The spinal cord is part of the central nervous system that extends from the brain. The spinal cord controls movements and rapid reactions to environmental changes. Transection of the spinal cord occurs when tracts are partially or completely disconnected. Transection can result in death, loss of all limbs, and damage to motor and sensory functions. Also, scar tissue that forms after a spinal cord injury creates a barrier to nerve restoration, which causes paralysis from spinal injuries.

Scientists at Liverpool and Glasgow have found that heparin sulfates, which are long chain sugars, play a role in scar formation. Researchers are discovering new ways to manipulate the scarring process and improve cell transplant therapies in spinal cord injury patients. A way to repair nerve damage is to transplant support cells from peripheral nerves, but the scientists discovered that the cells produce heparin sulfate sugars, which promote scarring. However, the scientists found that they could chemically modify heparin which could prevent the scarring.

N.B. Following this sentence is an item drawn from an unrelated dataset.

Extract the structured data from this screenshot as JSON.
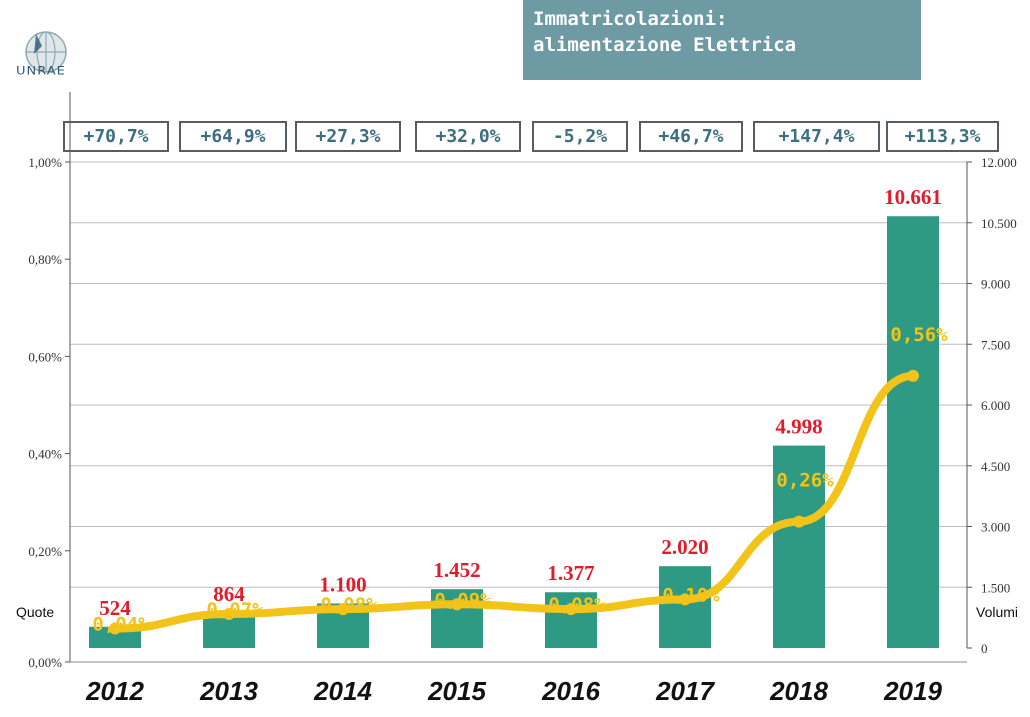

This discovery could give hope to spinal cord injury patients. By modifying these cells, scientists can now help restore sensations to these patients. The patients could regain some functions one day, allowing them to live normal lives. This could also lead to other types of central nervous system repair, which could become treatments for a number of things.

References:

J. Tortora, Gerald, and Bryan Derrickson. Principles of Anatomy and Physiology. 13th ed. John Wiley & Sons, Inc. Hoboken NJ, USA  2012. Page 359. Print.

University of Liverpool. “Discovery may help nerve regeneration in spinal injury.” ScienceDaily, 6 Nov. 2012. Web. 7 Nov. 2012.